The Challenge
- First edition
- Author: E. V. Timms
- Language: English
- Series: Great South Land Saga
- Publisher: Angus and Robertson
- Publication date: 1952
- Publication place: Australia
- Pages: 316pp
- Preceded by: The Valleys Beyond

= The Challenge (novel) =

1952 novel by E.V. Timms

The Challenge is a 1952 Australian novel by E. V. Timms. It was the fifth in his Great South Land Saga of novels.

It is set in Australia during the 1850s.

==Plot==
"On her deathbed, Susan Leigh's mother tells her a strange story, and gives her a strange task to carry out. As a result, Susan sets out to find her father, and justice. Background is Bass Strait, Melbourne, and the Victorian goldfields in the 1850s."

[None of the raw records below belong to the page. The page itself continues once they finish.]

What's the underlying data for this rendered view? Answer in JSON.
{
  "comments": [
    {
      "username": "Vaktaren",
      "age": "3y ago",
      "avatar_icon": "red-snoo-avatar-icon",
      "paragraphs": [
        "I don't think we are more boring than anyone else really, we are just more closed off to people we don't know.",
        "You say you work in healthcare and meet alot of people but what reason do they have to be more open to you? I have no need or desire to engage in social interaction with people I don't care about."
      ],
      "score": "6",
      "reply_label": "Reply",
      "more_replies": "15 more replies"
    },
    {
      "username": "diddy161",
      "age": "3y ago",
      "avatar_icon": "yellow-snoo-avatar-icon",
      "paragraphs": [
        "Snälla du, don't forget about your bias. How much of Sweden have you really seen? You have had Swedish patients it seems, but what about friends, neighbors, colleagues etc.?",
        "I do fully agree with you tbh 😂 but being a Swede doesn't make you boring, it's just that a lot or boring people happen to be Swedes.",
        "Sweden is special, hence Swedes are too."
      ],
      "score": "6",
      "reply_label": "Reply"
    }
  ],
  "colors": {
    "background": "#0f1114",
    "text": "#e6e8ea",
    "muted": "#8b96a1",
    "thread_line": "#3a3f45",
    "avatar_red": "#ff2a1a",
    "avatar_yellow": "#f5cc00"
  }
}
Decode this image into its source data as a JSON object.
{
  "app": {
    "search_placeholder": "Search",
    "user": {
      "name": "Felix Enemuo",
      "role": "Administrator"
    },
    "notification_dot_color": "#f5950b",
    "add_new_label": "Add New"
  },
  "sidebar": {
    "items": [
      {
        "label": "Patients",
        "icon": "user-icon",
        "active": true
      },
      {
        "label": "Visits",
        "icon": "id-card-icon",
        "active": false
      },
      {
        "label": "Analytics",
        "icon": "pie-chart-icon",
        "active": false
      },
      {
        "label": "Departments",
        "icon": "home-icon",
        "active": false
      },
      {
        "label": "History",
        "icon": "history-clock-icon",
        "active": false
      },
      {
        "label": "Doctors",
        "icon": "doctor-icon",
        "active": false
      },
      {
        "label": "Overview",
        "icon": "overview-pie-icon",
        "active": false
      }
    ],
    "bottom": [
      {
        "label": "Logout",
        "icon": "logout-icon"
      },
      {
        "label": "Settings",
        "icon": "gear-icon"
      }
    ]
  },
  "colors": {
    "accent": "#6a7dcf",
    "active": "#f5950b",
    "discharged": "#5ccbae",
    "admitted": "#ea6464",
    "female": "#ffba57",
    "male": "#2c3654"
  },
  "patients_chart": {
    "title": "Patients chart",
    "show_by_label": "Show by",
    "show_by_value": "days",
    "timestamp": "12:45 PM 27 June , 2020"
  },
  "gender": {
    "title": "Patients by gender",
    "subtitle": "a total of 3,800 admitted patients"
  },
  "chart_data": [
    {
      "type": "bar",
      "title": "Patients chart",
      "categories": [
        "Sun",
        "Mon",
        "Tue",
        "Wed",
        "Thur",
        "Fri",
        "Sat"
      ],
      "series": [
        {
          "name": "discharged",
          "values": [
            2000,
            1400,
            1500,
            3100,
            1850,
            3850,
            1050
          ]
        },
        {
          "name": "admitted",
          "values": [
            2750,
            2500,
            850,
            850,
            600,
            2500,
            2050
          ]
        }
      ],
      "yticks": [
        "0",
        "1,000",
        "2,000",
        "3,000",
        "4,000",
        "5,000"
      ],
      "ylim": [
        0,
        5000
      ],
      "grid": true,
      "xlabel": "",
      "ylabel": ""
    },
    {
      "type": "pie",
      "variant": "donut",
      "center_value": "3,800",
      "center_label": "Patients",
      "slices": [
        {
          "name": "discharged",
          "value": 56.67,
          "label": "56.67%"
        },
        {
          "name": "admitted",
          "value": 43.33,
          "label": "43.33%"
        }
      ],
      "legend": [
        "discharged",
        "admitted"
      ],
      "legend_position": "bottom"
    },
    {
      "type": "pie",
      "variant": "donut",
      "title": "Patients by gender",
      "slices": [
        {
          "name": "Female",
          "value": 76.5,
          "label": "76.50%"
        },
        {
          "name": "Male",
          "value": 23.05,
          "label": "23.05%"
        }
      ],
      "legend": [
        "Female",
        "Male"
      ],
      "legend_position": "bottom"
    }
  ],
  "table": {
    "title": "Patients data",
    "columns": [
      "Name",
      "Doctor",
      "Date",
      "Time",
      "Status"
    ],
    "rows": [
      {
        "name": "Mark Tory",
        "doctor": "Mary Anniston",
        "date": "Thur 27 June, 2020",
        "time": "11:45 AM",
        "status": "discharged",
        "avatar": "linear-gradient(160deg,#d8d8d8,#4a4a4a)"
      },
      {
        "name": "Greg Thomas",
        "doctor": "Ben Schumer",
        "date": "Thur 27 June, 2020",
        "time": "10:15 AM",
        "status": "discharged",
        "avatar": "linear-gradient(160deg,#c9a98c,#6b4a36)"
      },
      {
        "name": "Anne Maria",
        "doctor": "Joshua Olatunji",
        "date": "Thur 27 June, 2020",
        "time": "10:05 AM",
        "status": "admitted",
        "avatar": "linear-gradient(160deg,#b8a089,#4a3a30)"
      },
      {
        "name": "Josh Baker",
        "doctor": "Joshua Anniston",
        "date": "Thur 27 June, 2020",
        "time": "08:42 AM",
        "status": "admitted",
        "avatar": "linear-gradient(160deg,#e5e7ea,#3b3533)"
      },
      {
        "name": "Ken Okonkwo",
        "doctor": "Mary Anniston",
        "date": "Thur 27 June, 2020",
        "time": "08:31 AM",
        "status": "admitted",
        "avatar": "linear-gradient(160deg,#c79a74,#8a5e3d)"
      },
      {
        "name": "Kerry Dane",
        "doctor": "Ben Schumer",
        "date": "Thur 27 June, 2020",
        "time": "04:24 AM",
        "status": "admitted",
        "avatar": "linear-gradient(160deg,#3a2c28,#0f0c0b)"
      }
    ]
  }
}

The Gubbys, Martha and Henry, make an appearance.

==Reception==
The Northern Standard said "The yarn is better than it sounds and should prove popular with those who like historical romance told with some gusto against an Australian background."

The Adelaide News said it had "Plenty of action and rich, ripe melodrama, but a very readable yarn, nevertheless."

The Age said "the story moves swiftly. The chapters on the island are forceful, vivid and effective."

The Bulletin criticised "the artificial dialogue and cardboard characterisation" and "the mechanised devices by which Mr. Timms puts into the mouths of his characters long tracts of historical research."

==Radio adaptation==
The novel was adapted for radio in fifteen minute episodes in 1953, read by Lyndall Barbour.